強くて憎たらしい敵。一瞬も油断できない空気。物語の中では、命がけの世界が展開している。
ジャッキーチェンの映画がまさにそうだ。
ところがエンドロールで流れるNG集では、その緊張が一気にほどける。
パンチが外れて椅子を殴ってしまい、「いてて…」と苦笑する。
さっきまで恐ろしかった敵役の俳優も、みんなで笑っている。
その瞬間、ふっと力が抜ける。
「ああ、みんな人間なんだな」と。
本編で感じていた緊張や恐怖が、裏側の笑いによってやさしく解体される。
この“ギャップ”が、妙に心地いい。
おそらく私たちは、物語に入り込みすぎて、無意識のうちにその世界を本気で受け取っている。
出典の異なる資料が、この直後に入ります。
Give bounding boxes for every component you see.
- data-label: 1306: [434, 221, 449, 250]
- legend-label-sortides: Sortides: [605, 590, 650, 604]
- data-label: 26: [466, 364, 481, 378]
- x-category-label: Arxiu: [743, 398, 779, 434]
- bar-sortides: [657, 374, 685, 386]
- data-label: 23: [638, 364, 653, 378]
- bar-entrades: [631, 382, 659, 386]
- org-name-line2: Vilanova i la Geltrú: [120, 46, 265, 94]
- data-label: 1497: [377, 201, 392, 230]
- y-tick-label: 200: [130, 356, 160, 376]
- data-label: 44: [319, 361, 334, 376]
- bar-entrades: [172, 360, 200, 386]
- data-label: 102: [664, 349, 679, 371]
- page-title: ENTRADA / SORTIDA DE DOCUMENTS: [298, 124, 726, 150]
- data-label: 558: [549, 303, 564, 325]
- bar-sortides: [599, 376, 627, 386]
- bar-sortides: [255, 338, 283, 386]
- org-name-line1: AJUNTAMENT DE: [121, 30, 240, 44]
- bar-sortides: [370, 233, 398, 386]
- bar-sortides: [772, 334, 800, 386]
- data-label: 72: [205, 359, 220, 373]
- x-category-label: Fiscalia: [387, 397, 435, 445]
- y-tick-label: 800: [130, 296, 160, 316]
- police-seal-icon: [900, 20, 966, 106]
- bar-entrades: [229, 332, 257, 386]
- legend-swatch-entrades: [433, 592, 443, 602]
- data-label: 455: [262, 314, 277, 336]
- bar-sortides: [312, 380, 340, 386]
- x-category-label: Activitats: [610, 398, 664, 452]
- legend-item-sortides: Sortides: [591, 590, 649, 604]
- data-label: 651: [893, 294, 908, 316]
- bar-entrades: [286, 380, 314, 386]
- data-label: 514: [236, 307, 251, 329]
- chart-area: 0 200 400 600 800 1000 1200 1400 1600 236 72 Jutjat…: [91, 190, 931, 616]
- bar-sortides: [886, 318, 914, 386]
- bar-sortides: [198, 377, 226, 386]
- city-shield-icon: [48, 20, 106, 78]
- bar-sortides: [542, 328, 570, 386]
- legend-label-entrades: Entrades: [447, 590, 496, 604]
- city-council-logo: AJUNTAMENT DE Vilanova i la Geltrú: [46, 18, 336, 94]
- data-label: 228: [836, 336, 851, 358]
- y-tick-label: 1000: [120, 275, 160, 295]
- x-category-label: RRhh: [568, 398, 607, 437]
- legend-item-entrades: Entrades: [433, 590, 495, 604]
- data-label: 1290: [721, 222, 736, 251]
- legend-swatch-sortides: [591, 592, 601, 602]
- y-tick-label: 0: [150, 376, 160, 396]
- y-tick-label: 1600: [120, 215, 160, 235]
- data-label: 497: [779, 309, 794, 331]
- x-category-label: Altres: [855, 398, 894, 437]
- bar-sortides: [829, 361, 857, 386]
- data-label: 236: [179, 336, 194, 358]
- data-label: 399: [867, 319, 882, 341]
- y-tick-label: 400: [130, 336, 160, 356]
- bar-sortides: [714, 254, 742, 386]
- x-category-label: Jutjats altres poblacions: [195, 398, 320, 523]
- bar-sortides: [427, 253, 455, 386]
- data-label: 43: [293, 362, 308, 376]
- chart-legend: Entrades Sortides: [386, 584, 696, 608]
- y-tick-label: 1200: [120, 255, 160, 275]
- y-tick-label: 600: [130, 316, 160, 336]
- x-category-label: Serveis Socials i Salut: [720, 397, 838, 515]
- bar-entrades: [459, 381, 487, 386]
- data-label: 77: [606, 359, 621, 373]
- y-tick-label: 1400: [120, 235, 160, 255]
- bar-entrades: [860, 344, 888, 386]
だからこそ、裏側を見たときに現実へ戻される感覚がある。
強そうに見えた敵も、完璧に見えたヒーローも、ただの人間だった。
そしてそれが、どこか安心につながる。
もしかすると現実でも同じかもしれない。
職場の緊張、対立、うまくいかない出来事。
それらもまた、物語の一場面にすぎないのかもしれない。
少し視点を引いてみると、そこにもどこか“NG集”的な瞬間がある。
真剣な場面の裏にある、人間らしさ。
それを思い出せると、世界はほんの少し、やわらかくなる。